EECS 349: Machine Learning | Northwestern University
- person Sarah Lim sarah@sarahlim.com
- person Aiqi Liu aiqiliu2018@u.northwestern.edu
- person Sameer Srivastava sameersrivastava2017@u.northwestern.edu
- person Jennie Werner jenniewerner2018@u.northwestern.edu
Motivation
Question-based discussion is a crucial user engagement mechanism across the Internet. Although question-based discussion has wide-ranging utility, there is little understanding of what makes particular questions more engaging or salient in a social web context.
In order to better understand what makes a question popular, we focus on a particular online community called AskReddit. AskReddit is an online forum with over 11.5 million subscribers, where users submit open-ended questions for community discussion.
Our main goals are:
- Predict whether a recently-submitted AskReddit question was a "hot" top 25 post
- Understand which features and properties are more successful in determining a "hot" top 25 post
Solution
We found decisions trees to be especially well suited for our tasks because we would like to understand more about the relative information gains provided by various attribute/value splits. We also used Naive Bayes and decision tree models.
Our features include the metadata features from the Reddit API and language features such as token_score and sense score because we assumed that certain wording and topic of the question title may effect the post’s popularity.
Below is the table of our metadata attributes and read more on our report about our language features.
Feature | Type | Description |
---|---|---|
post_localTime | Numerical | Post time, author's local time zone |
post_utcTime | Numerical | Post time, UTC |
day_of_week | Nominal | Day of the week posted |
question_type | Nominal | First question word in title |
title_length | Numerical | Characters in title, excluding tags |
nsfw | Boolean | Not Safe For Work flair added |
serious | Boolean | Serious flair added |
author_link_karma | Numerical | Net upvotes on author's prior link submissions |
author_comment_karma | Numerical | Net upvotes on author's prior comments |
author_account_age | Numerical | Time between author account creation and posting |
author_gold | Boolean | Author has Reddit Gold status |
time_to_first_comment | Numerical | Time between posting and first comment |
10min_comment | Numerical | Number of comments, ten minutes after posting |
hot | Boolean | Categorical variable |
Training and Testing
Our dataset consists of 674 examples ― an equal number of top questions and random question for each day of the week.
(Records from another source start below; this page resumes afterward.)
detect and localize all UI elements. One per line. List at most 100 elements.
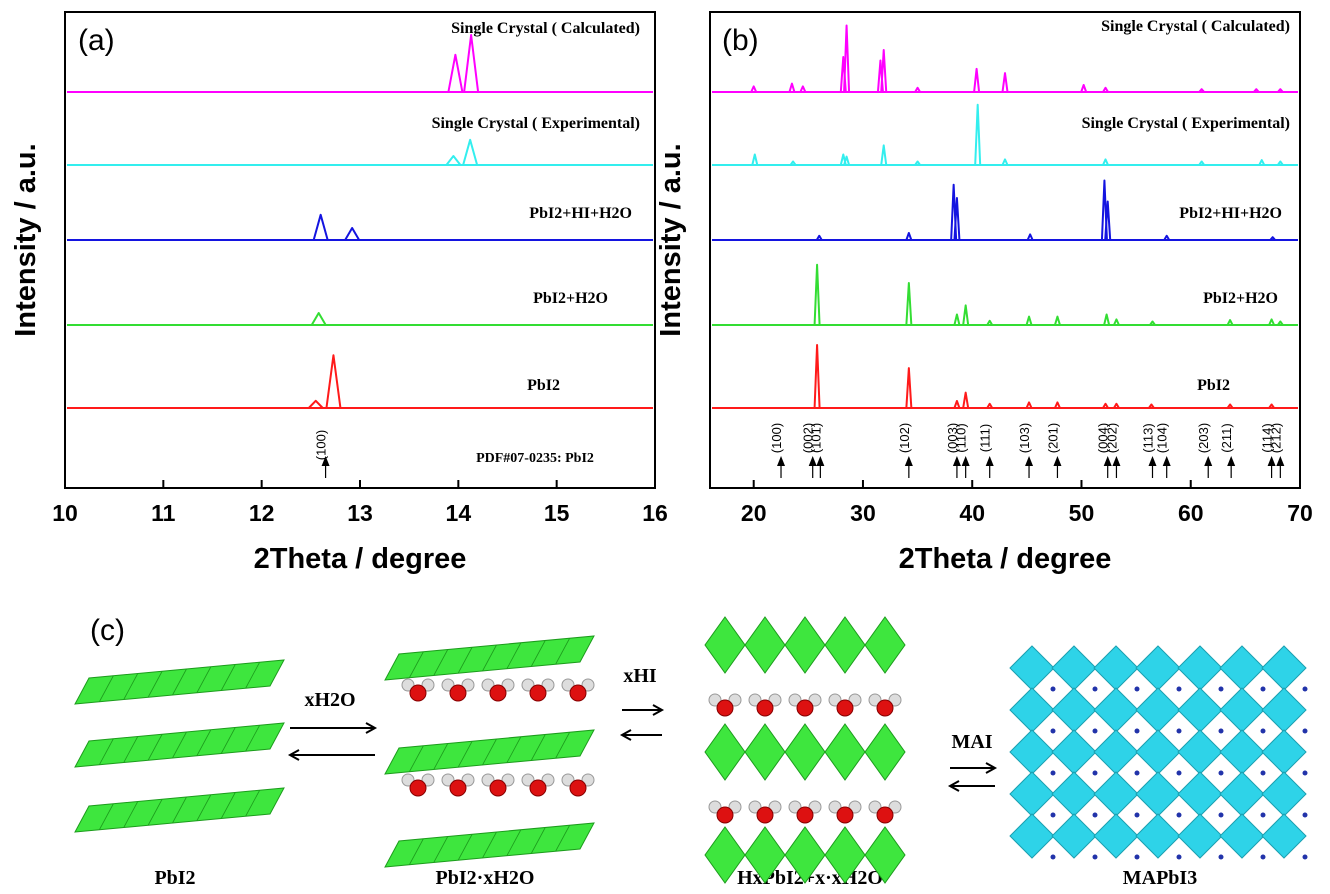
peak xyxy=(1001,72,1009,93)
atom-h xyxy=(868,693,882,707)
atom-o xyxy=(836,806,854,824)
peak xyxy=(880,144,888,166)
x-tick-label: 30 xyxy=(850,500,876,526)
atom-h xyxy=(421,773,435,787)
x-tick-label: 40 xyxy=(959,500,985,526)
layer-edge xyxy=(457,647,473,674)
octahedron xyxy=(1009,645,1055,691)
arrow-head xyxy=(777,456,786,466)
reference-label: (203) xyxy=(1196,423,1211,453)
layer-edge xyxy=(172,731,187,759)
octahedron xyxy=(704,826,746,884)
octahedron xyxy=(1009,813,1055,859)
atom-h xyxy=(501,773,515,787)
x-axis-title: 2Theta / degree xyxy=(899,543,1112,575)
arrow-head xyxy=(1103,456,1112,466)
atom-h xyxy=(728,800,742,814)
octahedron xyxy=(1219,729,1265,775)
atom-h xyxy=(501,678,515,692)
arrow-head xyxy=(1112,456,1121,466)
atom-h xyxy=(868,800,882,814)
reference-label: (114) xyxy=(1260,423,1275,452)
atom-h xyxy=(848,693,862,707)
atom-h xyxy=(728,693,742,707)
arrow-head xyxy=(321,456,330,466)
peak xyxy=(462,138,479,166)
layer-edge xyxy=(457,741,473,768)
octahedron xyxy=(744,616,786,674)
layer-edge xyxy=(482,738,497,766)
octahedron xyxy=(1093,687,1139,733)
reference-label: (100) xyxy=(314,430,329,460)
arrow-head xyxy=(1227,456,1236,466)
x-tick-label: 12 xyxy=(249,500,275,526)
reference-label: (111) xyxy=(978,424,993,452)
cation xyxy=(1260,854,1266,860)
atom-o xyxy=(756,699,774,717)
arrow-label: xH2O xyxy=(304,689,355,711)
atom-h xyxy=(421,678,435,692)
octahedron xyxy=(824,723,866,781)
cation xyxy=(1260,728,1266,734)
layer-edge xyxy=(99,675,114,702)
octahedron xyxy=(1261,771,1307,817)
peak xyxy=(843,155,851,166)
octahedron xyxy=(1051,729,1097,775)
atom-h xyxy=(888,693,902,707)
octahedron xyxy=(1093,813,1139,859)
octahedron xyxy=(1135,687,1181,733)
peak xyxy=(962,304,970,326)
cation xyxy=(1302,686,1308,692)
layer-edge xyxy=(482,644,497,672)
reference-title: PDF#07-0235: PbI2 xyxy=(476,451,594,466)
peak xyxy=(953,197,961,241)
layer-edge xyxy=(482,831,497,859)
peak xyxy=(1104,200,1112,241)
arrow-head xyxy=(1204,456,1213,466)
layer-edge xyxy=(99,803,114,830)
peak xyxy=(1253,88,1260,93)
peak xyxy=(1080,84,1088,93)
peak xyxy=(905,232,913,241)
layer-edge xyxy=(457,834,473,861)
layer-edge xyxy=(245,790,260,817)
layer-edge xyxy=(555,732,570,759)
octahedron xyxy=(1135,645,1181,691)
arrow-head xyxy=(1025,456,1034,466)
cation xyxy=(1260,770,1266,776)
cation xyxy=(1092,812,1098,818)
peak xyxy=(914,160,921,166)
atom-h xyxy=(788,693,802,707)
octahedron xyxy=(744,826,786,884)
peak xyxy=(1149,320,1156,326)
peak xyxy=(1268,403,1275,409)
series-label: Single Crystal ( Experimental) xyxy=(1082,115,1290,132)
cation xyxy=(1092,728,1098,734)
arrow-head xyxy=(808,456,817,466)
reference-label: (104) xyxy=(1155,423,1170,453)
peak xyxy=(799,85,807,93)
x-axis-title: 2Theta / degree xyxy=(254,543,467,575)
octahedron xyxy=(1135,729,1181,775)
octahedron xyxy=(1093,729,1139,775)
peak xyxy=(986,319,994,326)
arrow xyxy=(947,780,995,792)
atom-h xyxy=(788,800,802,814)
peak xyxy=(986,402,994,409)
cation xyxy=(1302,770,1308,776)
peak xyxy=(962,391,970,409)
cation xyxy=(1302,854,1308,860)
atom-h xyxy=(888,800,902,814)
layer-edge xyxy=(123,801,139,828)
layer-edge xyxy=(555,825,570,852)
atom-o xyxy=(796,699,814,717)
peak xyxy=(905,282,913,326)
reference-label: (102) xyxy=(897,423,912,453)
atom-o xyxy=(876,806,894,824)
layer-edge xyxy=(409,651,424,678)
layer-edge xyxy=(172,796,187,824)
layer-edge xyxy=(409,838,424,865)
x-tick-label: 70 xyxy=(1287,500,1313,526)
peak xyxy=(1226,403,1234,409)
octahedron xyxy=(704,723,746,781)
We use the Reddit API to retrieve the top 25 questions at time t of query (our positive examples), along with 25 other randomly-selected questions posted within the past 24 hours (our negative examples) of t.
We use Weka to train and evaluate a number of models using the remaining 90% of our original dataset. All models use 10-fold cross-validation. Our ZeroR baseline achieves 51.0708 accuracy, as we take care to balance the frequency of positive and negative instances throughout our dataset. The following section describes our selected classifiers.
One-level decision trees
We use one-level decision tree algorithms to understand which features provide the most information gain with respect to question performance.
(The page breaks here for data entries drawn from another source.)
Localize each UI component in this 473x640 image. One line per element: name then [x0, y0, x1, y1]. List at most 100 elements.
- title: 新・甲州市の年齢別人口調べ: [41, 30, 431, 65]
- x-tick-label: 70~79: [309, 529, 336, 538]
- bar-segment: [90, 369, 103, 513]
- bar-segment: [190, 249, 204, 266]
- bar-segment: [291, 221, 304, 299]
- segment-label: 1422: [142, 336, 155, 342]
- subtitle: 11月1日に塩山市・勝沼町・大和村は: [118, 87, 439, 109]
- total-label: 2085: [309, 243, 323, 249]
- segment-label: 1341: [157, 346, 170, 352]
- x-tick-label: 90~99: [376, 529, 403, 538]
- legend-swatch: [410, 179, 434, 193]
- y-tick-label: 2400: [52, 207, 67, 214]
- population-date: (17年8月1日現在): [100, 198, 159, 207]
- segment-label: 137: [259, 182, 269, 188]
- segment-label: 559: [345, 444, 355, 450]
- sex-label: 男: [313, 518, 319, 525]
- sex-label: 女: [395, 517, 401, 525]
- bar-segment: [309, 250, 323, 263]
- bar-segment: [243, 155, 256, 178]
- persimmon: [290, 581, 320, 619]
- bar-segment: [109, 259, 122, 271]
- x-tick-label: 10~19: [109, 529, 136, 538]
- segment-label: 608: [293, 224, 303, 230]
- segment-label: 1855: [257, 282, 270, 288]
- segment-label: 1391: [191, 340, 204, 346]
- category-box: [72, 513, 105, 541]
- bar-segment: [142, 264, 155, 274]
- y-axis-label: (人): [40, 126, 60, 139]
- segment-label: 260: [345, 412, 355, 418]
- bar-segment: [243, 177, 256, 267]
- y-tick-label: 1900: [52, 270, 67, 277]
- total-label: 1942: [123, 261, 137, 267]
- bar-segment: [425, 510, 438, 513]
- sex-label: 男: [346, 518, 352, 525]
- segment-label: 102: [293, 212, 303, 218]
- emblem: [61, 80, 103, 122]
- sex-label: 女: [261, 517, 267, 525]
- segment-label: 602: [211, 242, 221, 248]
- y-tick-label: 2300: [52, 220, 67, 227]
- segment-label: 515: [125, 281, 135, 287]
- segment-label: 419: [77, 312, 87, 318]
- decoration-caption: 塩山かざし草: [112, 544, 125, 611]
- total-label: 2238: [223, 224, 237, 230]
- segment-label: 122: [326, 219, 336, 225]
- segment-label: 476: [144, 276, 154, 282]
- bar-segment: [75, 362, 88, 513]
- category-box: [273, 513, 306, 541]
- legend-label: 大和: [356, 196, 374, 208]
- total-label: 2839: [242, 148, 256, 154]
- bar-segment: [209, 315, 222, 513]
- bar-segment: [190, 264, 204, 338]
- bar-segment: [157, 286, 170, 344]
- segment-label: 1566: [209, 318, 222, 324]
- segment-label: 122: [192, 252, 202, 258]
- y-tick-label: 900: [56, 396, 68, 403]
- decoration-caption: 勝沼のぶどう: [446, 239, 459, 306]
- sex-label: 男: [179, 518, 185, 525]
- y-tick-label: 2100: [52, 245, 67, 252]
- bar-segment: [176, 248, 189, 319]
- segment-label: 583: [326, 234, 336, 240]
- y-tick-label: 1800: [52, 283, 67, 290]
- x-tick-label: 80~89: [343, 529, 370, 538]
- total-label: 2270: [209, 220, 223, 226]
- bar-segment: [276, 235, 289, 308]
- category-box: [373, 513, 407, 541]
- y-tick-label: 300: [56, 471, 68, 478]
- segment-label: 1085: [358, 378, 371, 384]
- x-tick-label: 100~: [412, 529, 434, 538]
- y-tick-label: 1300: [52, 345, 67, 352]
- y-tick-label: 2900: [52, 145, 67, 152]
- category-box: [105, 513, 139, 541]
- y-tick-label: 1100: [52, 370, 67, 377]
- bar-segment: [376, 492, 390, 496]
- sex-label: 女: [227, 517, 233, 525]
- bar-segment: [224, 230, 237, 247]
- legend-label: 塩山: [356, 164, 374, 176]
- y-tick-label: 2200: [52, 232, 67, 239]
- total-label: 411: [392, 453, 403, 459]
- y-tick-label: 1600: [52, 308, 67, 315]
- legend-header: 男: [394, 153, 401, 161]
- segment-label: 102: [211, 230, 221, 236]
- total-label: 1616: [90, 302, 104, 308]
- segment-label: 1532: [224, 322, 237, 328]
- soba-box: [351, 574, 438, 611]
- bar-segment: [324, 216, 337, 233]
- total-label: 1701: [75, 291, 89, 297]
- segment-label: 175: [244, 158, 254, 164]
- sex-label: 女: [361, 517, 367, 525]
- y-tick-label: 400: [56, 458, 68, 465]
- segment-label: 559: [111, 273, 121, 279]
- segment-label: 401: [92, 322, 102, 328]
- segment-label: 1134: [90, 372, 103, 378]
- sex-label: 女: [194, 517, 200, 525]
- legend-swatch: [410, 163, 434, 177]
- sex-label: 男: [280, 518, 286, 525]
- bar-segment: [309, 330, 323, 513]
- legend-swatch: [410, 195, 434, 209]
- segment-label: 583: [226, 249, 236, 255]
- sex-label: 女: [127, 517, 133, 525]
- OneR produces a multi-way split on a single attribute
- DecisionStump, conversely, splits on a single attribute/value combination
Full decision trees
Decision trees are especially well-suited for our task, because they are supervised concept-learners, and we would like to understand more about the relative information gains provided by various attribute/value splits. With the possible exception of hybrid Naive Bayes/Decision Trees, decision tree models also encode conditional dependencies between features very well.
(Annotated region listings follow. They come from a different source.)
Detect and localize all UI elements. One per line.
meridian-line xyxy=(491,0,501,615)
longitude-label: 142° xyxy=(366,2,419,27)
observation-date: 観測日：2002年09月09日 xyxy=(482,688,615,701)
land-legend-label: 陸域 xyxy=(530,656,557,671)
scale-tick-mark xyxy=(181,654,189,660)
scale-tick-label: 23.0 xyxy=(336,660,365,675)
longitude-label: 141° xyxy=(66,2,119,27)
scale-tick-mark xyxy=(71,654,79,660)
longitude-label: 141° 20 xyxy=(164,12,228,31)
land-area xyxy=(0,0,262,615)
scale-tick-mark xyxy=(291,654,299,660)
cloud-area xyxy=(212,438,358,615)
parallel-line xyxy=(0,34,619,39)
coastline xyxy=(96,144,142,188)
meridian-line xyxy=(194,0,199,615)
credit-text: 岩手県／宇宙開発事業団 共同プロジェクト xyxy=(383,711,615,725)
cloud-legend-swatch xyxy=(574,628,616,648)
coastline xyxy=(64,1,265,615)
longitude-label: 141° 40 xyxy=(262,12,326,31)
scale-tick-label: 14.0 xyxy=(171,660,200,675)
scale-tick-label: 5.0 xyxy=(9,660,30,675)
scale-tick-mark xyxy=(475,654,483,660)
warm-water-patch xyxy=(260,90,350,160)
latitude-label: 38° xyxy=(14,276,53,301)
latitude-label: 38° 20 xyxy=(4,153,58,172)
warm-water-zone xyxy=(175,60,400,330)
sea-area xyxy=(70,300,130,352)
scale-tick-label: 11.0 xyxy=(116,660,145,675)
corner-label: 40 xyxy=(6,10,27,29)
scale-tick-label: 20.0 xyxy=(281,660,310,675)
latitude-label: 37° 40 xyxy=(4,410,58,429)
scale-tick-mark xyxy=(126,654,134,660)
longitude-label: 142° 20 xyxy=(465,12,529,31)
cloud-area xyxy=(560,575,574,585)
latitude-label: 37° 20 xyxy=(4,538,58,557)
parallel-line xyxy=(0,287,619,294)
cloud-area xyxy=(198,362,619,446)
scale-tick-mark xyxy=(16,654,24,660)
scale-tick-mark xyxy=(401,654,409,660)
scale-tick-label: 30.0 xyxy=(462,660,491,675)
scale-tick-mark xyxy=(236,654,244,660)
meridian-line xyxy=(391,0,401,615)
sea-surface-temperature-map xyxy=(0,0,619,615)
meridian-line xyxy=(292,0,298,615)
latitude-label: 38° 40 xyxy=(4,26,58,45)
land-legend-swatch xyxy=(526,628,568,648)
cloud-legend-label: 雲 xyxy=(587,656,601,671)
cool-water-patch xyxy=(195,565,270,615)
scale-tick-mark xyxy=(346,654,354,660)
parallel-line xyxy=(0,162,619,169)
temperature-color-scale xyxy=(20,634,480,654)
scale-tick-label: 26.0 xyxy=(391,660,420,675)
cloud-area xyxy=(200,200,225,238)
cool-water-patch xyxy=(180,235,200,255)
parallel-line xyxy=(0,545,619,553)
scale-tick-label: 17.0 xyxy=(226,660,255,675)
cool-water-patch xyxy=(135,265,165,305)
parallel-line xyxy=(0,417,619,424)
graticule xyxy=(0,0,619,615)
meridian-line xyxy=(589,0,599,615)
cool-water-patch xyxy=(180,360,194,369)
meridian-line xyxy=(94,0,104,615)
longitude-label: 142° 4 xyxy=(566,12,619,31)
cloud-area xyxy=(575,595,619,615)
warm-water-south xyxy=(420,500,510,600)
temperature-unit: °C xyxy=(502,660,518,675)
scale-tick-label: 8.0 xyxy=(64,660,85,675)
- J48Tree, Weka's implementation of Quinlan's C4.5 algorithm, chooses splits that maximize information gain measured in terms of Shannon entropy
- NBTree is a Naive Bayes and Decision Tree hybrid learning model. We would like to understand how this affects attribute selection, since a number of our features (e.g. all the temporal ones) seem intuitively dependent
- REPTree is similar to other decision tree learners, except that in the case of numeric values, the algorithm tries to minimize the total variance
- ADTree implements the alternating decision tree algorithm, which incorporates boosting into decision tree generation by treating each predicate node as a "weak hypothesis" and generating a real-valued prediction for that node. At test time, an instance traverses the tree based on the conditions it matches, and the cumulative sum over the corresponding predictions designates its final classification
Other
- NaiveBayesSimple, a Naive Bayes classifier, applies Bayes' theorem and makes strong conditional independence assumptions between features. Again, we would like to understand to what extent our feature space is linearly independent
- Logistic implements a multinomial logistic regression model, which we will use to interpret the extent to which our numerical features and output classification are monotonically-related
Results

Alternating decision trees with 7 boosting iterations (as opposed to 10, the default setting) achieve the best performance of attempted classifiers. 10-fold cross-validation accuracy is 72.9819, an improvement of 21.911 over the ZeroR baseline.


The most important features from the tree are NLP-related features, which shows that certain words are common in "hot" questions, day of posting, which shows that weekend posts tend to perform better, time of posting, and early commenting behavior, which showed that questions receiving more engagement within minutes of posting are significantly more likely to achieve longer-term popularity.